John Chambers made a total of $16.5 million in the recent fiscal with a 22% decline from last year. The primary reason for lower compensation was the decline in his performance-based remuneration. The leading network device manufacturers couldn’t reach its sales target of $49.5 billion for the fiscal 2014 with net sales of $47.1 billion and operating margin of $13.4 billion, $600 million short from the $14 billion target.
Chamber is likely to leave the post by 2016 after a successful career of 20 years and Cisco Systems, Inc. (NASDAQ:CSCO) is likely to cut up to 6,000 jobs in the upcoming months, as the company witnessed 3% decline in its fiscal revenue when compared with the prior year. According to a spokesperson for the company, John Earnhardt,
“Cisco’s executive officers are compensated in a manner consistent with Cisco’s strategy, competitive practice, sound corporate governance principles, and shareholder interests and concerns. We believe our compensation program is strongly aligned with the long-term interests of our shareholders.”

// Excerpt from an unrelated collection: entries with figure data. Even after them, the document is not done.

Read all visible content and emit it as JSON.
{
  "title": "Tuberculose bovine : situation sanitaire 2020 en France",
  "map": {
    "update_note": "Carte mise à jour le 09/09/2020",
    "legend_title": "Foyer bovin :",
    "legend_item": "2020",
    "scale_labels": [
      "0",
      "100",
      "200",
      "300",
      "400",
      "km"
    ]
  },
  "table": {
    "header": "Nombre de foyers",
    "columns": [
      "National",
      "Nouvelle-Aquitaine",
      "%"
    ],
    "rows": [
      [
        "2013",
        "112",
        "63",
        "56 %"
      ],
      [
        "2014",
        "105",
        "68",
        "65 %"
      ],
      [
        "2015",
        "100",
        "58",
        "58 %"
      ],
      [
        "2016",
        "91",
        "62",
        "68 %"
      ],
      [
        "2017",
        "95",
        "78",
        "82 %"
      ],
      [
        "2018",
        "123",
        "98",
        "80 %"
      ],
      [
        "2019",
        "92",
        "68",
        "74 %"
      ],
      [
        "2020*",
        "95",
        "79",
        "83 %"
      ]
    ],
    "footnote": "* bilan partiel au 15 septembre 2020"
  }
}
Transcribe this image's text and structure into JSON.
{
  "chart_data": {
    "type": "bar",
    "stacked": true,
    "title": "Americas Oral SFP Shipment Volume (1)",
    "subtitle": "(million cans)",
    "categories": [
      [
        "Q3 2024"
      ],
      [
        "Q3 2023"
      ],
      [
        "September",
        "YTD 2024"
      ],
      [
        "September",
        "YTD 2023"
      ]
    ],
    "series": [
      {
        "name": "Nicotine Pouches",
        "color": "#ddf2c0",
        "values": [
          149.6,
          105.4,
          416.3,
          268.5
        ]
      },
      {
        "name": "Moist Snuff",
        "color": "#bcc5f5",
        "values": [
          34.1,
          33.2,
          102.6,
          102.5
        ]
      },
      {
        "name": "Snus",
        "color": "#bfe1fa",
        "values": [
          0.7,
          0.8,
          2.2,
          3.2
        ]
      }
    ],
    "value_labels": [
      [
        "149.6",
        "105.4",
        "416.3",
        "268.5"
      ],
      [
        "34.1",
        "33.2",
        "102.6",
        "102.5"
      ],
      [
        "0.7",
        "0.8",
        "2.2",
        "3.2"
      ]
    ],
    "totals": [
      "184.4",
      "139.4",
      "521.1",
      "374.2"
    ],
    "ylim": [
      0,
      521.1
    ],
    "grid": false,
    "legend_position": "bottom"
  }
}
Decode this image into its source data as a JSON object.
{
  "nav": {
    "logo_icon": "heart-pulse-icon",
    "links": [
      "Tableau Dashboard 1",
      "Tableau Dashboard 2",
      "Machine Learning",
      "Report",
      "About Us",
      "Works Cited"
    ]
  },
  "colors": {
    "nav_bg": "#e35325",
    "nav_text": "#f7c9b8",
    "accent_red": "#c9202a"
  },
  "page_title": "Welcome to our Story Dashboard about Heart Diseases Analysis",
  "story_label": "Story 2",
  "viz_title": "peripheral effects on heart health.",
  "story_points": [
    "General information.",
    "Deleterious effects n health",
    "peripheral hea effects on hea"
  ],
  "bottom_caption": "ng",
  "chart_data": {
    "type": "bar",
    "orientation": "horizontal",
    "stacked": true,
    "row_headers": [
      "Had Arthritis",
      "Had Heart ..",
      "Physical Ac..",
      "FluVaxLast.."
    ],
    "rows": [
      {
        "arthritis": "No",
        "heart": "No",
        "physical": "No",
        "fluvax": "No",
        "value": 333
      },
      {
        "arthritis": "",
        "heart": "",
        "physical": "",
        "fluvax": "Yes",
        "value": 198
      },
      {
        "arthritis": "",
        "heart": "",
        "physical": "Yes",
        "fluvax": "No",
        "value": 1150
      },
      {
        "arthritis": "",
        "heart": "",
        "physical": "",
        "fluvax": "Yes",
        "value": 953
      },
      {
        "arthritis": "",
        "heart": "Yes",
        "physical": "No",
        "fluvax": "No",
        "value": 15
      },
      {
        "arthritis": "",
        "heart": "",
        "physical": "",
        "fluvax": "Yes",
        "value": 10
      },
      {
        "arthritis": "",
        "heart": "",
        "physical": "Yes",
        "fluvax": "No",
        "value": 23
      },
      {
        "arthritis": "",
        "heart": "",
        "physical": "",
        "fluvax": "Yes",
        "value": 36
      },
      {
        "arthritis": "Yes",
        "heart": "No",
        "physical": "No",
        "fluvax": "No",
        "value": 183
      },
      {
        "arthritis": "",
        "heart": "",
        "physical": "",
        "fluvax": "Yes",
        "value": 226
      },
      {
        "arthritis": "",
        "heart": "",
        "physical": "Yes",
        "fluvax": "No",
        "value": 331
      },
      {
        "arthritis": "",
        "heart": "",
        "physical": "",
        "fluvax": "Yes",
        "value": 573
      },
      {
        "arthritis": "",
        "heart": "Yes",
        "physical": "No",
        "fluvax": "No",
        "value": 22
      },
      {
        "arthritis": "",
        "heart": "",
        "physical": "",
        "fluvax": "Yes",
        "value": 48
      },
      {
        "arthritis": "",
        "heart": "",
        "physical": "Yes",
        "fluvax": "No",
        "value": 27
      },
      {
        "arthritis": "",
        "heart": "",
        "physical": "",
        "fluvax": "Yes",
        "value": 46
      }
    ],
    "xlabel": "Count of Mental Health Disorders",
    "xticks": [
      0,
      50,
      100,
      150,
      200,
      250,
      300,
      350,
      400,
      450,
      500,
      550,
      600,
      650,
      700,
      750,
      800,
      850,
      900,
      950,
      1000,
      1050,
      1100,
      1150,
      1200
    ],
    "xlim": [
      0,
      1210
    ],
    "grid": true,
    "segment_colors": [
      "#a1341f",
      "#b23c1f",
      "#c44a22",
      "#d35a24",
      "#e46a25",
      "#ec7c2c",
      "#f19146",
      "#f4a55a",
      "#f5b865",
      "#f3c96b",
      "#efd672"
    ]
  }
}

With same base salary, Chambers had net stock awards of $12.9 million against $15.2 million for the prior year and non-equity incentive compensation of $2.5 million against $4.7 million. Chambers was not the only executive with lower compensation, as his potential successors, Gary Moore and Robert Lloyd, received 35% and 33% lower compensation respectively.
Earlier, Cisco Systems, Inc. (NASDAQ:CSCO) announced investments of up to $1 billion in the global cloud computing network, Intercloud, with potential partnerships with Equinix Inc (NASDAQ:EQIX) and BT Group plc (ADR) (NYSE:BT).